Steve 'Flash' Juon of RapReviews said, "[T]he limited amount of guest appearances (E-40, Chyna, and the Nation Riders) keeps Too $hort in the spotlight, and his typically pimpish raps set the mold for all the future players who came after.

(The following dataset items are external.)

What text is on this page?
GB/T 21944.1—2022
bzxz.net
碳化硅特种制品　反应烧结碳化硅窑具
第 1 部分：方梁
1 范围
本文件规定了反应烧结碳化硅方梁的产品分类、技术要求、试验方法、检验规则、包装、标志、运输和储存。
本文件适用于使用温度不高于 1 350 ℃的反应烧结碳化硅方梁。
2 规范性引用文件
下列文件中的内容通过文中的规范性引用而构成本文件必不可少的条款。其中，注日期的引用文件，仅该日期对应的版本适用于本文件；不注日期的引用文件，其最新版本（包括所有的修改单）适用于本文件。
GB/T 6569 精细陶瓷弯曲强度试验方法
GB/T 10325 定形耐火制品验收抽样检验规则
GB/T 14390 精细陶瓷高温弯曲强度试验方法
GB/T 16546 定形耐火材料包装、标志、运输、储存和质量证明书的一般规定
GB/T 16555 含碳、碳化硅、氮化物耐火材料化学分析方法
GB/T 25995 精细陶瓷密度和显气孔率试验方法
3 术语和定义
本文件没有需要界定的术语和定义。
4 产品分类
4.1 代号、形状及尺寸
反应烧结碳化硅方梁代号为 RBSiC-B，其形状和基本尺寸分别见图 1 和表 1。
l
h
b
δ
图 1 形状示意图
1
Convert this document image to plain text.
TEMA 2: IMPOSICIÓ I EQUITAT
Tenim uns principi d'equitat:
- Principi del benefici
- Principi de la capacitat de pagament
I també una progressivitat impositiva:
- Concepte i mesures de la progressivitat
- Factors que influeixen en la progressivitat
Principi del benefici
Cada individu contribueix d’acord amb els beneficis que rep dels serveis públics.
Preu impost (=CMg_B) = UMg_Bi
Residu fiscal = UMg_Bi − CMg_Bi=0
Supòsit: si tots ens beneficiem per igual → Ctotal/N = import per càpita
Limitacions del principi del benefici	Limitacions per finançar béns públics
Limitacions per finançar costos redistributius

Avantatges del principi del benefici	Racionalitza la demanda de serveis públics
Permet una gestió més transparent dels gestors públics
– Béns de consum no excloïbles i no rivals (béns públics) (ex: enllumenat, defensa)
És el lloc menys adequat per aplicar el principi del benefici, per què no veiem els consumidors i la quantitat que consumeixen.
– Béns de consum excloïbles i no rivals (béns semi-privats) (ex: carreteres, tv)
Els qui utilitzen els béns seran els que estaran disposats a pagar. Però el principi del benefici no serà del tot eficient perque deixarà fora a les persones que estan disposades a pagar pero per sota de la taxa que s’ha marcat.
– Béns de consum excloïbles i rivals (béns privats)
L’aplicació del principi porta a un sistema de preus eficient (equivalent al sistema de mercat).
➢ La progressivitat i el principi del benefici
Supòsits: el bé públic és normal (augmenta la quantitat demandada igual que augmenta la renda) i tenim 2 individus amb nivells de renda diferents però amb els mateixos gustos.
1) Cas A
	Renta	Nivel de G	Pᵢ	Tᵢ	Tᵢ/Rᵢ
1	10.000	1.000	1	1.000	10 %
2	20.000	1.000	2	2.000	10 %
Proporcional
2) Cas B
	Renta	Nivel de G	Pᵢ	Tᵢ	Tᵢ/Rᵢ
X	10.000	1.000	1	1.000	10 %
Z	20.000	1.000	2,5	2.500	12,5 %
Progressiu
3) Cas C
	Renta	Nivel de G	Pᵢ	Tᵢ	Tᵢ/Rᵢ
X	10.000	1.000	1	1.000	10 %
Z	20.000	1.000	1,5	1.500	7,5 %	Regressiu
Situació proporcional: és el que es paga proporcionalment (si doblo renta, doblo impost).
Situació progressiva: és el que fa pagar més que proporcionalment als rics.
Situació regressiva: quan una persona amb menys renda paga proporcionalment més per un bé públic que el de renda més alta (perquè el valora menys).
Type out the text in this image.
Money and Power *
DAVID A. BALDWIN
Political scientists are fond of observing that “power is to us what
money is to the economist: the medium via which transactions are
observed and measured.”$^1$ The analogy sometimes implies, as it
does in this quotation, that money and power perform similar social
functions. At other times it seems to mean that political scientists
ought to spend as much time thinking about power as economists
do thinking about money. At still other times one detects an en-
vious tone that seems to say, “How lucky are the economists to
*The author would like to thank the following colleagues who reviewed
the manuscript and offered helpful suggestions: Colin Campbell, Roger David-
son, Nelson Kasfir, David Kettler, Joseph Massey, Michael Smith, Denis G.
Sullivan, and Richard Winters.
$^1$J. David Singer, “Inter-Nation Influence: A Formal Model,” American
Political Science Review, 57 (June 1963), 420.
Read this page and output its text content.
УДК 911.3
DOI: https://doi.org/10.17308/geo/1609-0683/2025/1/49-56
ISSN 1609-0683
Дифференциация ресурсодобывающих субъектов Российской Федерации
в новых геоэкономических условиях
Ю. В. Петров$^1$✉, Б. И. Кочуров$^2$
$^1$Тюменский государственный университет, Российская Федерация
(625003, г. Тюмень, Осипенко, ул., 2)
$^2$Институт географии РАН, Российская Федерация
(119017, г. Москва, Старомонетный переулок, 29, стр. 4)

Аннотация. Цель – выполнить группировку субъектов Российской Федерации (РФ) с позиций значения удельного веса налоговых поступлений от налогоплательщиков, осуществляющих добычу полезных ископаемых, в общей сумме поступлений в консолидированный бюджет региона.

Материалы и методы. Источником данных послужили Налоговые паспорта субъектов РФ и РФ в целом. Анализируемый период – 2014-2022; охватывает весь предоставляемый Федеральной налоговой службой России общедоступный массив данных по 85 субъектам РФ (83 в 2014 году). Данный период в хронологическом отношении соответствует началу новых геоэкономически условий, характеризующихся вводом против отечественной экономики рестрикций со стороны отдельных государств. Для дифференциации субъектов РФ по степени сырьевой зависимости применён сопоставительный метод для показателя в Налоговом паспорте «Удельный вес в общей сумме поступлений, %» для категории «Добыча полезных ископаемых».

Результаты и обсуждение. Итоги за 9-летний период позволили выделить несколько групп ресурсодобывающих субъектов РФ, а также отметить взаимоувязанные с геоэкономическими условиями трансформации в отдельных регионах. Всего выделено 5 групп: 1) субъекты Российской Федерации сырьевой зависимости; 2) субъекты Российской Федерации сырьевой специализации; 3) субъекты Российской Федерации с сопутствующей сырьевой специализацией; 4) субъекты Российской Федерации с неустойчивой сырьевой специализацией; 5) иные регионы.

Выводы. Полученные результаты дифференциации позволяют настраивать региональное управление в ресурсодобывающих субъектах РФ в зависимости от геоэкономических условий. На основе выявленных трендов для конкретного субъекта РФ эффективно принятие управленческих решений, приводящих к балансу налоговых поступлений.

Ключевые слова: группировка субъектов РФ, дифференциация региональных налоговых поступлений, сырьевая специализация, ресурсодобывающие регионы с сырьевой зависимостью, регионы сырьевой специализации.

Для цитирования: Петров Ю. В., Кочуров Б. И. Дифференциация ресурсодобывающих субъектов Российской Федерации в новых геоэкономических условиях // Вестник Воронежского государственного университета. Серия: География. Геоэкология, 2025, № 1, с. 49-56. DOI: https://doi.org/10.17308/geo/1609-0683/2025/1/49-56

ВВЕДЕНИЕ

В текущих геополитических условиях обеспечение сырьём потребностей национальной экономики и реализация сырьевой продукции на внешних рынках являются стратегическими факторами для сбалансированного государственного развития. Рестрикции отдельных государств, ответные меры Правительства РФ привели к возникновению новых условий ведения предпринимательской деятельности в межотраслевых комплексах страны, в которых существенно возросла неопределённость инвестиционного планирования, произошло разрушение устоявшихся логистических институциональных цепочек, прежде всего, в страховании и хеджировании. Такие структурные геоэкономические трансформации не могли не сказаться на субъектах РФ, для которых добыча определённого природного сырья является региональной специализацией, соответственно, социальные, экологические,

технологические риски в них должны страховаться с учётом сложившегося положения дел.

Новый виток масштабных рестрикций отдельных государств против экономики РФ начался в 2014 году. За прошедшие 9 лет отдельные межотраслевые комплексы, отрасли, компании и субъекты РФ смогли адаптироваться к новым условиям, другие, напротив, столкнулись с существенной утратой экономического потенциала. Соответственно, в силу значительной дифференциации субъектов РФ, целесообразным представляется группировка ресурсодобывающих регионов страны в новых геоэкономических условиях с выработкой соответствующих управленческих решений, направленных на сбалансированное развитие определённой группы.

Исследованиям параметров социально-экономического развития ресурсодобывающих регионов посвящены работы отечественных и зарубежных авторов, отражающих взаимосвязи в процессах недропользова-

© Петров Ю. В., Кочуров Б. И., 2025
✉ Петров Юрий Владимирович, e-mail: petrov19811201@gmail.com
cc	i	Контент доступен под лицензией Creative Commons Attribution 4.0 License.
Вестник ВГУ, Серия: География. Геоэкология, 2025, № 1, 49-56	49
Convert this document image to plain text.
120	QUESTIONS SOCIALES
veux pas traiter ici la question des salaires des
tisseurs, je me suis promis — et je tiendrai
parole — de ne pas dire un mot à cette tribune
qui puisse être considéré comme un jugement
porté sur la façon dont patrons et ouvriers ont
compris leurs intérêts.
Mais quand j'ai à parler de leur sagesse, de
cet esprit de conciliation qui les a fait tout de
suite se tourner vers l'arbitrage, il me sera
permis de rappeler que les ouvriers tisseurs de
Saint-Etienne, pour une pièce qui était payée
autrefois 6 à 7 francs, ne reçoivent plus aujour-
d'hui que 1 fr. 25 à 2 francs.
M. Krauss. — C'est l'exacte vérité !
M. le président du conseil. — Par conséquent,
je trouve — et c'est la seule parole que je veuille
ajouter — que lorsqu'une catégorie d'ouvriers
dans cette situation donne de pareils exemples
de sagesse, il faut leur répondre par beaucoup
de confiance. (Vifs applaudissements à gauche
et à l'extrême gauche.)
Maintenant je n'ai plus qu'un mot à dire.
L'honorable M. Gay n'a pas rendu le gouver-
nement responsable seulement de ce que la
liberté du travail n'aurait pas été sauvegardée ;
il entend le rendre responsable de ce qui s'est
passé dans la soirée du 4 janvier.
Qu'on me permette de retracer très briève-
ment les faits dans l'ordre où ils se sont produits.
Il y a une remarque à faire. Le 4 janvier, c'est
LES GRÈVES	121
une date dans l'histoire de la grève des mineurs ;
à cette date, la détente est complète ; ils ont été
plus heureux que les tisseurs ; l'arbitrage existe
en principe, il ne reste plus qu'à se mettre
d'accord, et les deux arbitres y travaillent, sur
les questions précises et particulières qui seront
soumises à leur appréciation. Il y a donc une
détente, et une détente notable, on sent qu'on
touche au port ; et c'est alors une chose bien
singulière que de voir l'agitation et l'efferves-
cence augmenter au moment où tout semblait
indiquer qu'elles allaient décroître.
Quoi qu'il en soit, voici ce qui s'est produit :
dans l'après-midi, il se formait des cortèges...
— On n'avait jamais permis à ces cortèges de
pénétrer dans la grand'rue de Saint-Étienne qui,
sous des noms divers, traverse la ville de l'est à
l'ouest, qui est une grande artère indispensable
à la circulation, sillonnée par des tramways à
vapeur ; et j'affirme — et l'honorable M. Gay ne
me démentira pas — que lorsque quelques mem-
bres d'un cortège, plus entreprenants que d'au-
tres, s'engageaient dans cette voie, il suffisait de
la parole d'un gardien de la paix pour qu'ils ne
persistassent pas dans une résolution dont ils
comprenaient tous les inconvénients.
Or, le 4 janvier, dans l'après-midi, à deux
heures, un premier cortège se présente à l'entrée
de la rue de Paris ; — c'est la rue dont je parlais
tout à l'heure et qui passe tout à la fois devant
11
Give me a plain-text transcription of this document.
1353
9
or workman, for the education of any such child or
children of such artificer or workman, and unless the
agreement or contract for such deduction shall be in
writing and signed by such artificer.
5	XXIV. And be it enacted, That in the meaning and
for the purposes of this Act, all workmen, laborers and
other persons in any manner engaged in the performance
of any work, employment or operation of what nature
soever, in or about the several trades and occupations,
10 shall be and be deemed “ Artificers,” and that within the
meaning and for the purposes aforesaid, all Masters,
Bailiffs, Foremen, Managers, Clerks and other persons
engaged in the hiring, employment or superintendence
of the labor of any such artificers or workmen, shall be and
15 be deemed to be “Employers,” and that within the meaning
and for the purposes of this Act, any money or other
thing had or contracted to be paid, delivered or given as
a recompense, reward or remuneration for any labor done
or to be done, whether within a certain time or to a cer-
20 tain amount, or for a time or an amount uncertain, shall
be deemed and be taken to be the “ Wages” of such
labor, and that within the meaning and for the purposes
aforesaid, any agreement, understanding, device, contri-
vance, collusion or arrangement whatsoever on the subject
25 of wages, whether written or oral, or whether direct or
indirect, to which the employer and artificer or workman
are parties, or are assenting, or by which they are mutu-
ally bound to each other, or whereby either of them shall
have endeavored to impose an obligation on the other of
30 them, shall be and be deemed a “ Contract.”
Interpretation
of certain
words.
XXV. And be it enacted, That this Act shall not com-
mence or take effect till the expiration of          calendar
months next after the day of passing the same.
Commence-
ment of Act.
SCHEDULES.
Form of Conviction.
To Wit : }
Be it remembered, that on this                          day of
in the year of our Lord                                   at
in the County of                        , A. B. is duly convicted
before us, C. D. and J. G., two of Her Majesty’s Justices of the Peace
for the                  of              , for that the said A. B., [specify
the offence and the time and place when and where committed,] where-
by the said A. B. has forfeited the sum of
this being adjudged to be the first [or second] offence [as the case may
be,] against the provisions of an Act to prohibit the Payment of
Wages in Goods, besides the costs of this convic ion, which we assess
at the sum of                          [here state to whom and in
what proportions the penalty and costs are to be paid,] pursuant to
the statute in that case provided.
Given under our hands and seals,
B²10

If you were already a Too $hort fan, this album will actually be an improvement over "Can't Stay Away" in that it's shorter but more focused." AllMusic's Jason Birchmeier highlighted "2 Bitches", "Anything is Possible", and the title track as the most notable, concluding with: "There's a good serving of filler here, of course, yet overall You Nasty is one of Too Short's more inspired, if sharply jaded, post-retirement albums." Entertainment Weeklys Craig Seymour wrote that "while some tunes are intended to be cautionary, his matter-of-fact delivery over funky grooves render them seductively ineffectual."

Professional ratings
Review scores
| Source | Rating |
| AllMusic |  |
| Entertainment Weekly | C+ |
| RapReviews | 7/10 |
| Spin | 6/10 |

==Track listing==

| No. | Title | Writer(s) | Producer(s) | Length |
|---|---|---|---|---|
| 1. | "Anything is Possible" | Todd Shaw; Dantly Wyatt; | Prowler; Jay Sinnusta (co.); | 4:22 |
| 2. | "You Nasty" | Shaw; Quinton Banks; | Quint Black | 3:30 |
| 3. | "Pimp Shit" (featuring Kokane) | Shaw; Jerry Long, Jr.; Russell Brown; George Clinton, Jr.; David Spradley; Garry Shider; | DJ Silk | 4:46 |
| 4. | "Just Like Dope" (featuring E-40) | Shaw; Earl Stevens; Michael Dinkins; Sonny Sowles; | Mike D; Sonny B; | 3:54 |
| 5. | "Call Me Daddy" | Shaw; Q. Banks; | Quint Black | 3:54 |
| 6. | "Recognize Game" (featuring Chyna Whyte) | Shaw; Stephanie Martin; Dinkins; Sowles; | Mike D; Sonny B; | 4:02 |
| 7. | "She Know" (featuring The Nation Riders) | Shaw; Antoine Wright; Eugene James; Frederick Reed; Gerald Anthony Johnson; Joey Coleman; Michael Hepburn; Wilbert Scott; | Don "DJ Snake" Brown | 4:29 |
| 8. | "2 Bitches" | Shaw; Phalon Alexander; | Jazze Pha | 3:57 |
| 9. | "All the Time" | Shaw; Don Brown; | Don "DJ Snake" Brown | 3:59 |
| 10. | "Where They At?" (featuring Captain Save 'Em) | Shaw; Kevin Dickson; Anthony Banks; | Ant Banks | 4:00 |
| 11. | "Don't Hate the Player" | Shaw; Dinkins; Sowles; | Mike D; Sonny B; | 3:12 |
| 12. | "Be My Dirty Love" | Shaw; Erick Sermon; Hamilton Bohannon; | Erick Sermon | 3:57 |
| 13. | "Nation Riders Anthem" | Shaw; D. Brown; | Don "DJ Snake" Brown | 3:59 |
| 14. | "Old School" | Shaw; D. Brown; | Don "DJ Snake" Brown | 4:30 |
| Total length: |  |  |  | 56:31 |

==Charts==

| Chart (2000) | Peak position |
|---|---|
| US Billboard 200 | 12 |
| US Top R&B/Hip-Hop Albums (Billboard) | 4 |

==Certifications==

| Region | Certification | Certified units/sales |
| United States (RIAA) | Gold | 500,000^{^} |
^{^} Shipments figures based on certification alone.